"The health of everyone is at stake."
The crammed crowd of thousands of locally stranded passengers—more than 8,000 as reports have it—inside the Rizal Memorial Sports Complex these few days is a giant turnoff, at the minutest frame.
Beyond the alphabet, the protocols and strict restrictions imposed by the Inter-Agency Task Force for Emerging Infections Diseases have been shamelessly and openly violated, with social distancing forgotten and swept under the rug.
While the government imposes these protocols, this is the same government that violates these protocols while the number of infections and deaths are rising, the recorded recoveries despite.
Last Saturday and Sunday, these 8,000 plus stranded—sadly only a few wearing face masks—who have been stuck in the national capital due to the lockdown caused by the coronavirus pandemic, were set to be transported by the government to their respective home provinces under the government's “Hatid Tulong” program.
We commiserate with Hatid Tulong program head Joseph Encabo who has appealed for public compassion for the LSIs (locally stranded individuals) packed inside the sports stadium, social distancing already disregarded.
But, properly, such compassion can be raised posthaste if the enemy the government is fighting against is something that can be seen by the naked eye.

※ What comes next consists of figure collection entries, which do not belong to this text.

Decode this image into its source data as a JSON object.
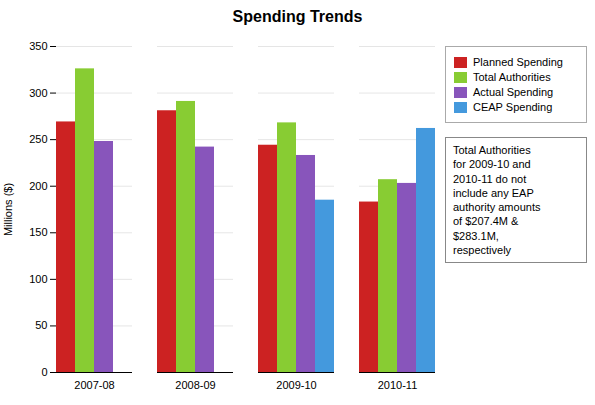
{
  "chart_data": {
    "type": "bar",
    "title": "Spending Trends",
    "ylabel": "Millions ($)",
    "categories": [
      "2007-08",
      "2008-09",
      "2009-10",
      "2010-11"
    ],
    "series": [
      {
        "name": "Planned Spending",
        "color": "#CC2222",
        "values": [
          269,
          281,
          244,
          183
        ]
      },
      {
        "name": "Total Authorities",
        "color": "#88CC33",
        "values": [
          326,
          291,
          268,
          207
        ]
      },
      {
        "name": "Actual Spending",
        "color": "#8855BB",
        "values": [
          248,
          242,
          233,
          203
        ]
      },
      {
        "name": "CEAP Spending",
        "color": "#4499DD",
        "values": [
          0,
          0,
          185,
          262
        ]
      }
    ],
    "ylim": [
      0,
      350
    ],
    "yticks": [
      0,
      50,
      100,
      150,
      200,
      250,
      300,
      350
    ],
    "grid": true,
    "legend": "upper right",
    "annotation": "Total Authorities\nfor 2009-10 and\n2010-11 do not\ninclude any EAP\nauthority amounts\nof $207.4M &\n$283.1M,\nrespectively"
  }
}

And then we put thousands—women, children, men and the elderly—inside a sports stadium where the protocols are not enforced, giving the high possibility of infections and, God forbid, death and eventual cremation far beyond the eye range of the nearest of kin.
We agree with suggestions that there should be swab testing instead of just rapid testing before they are sent back to their home provinces to avoid, under any and all circumstances, infections in their destinations.
At the same time, the national government should schedule bus trips by province or region and quickly conduct tests in housing facilities for LSIs.
Nothing can be less. The health of everyone is at stake.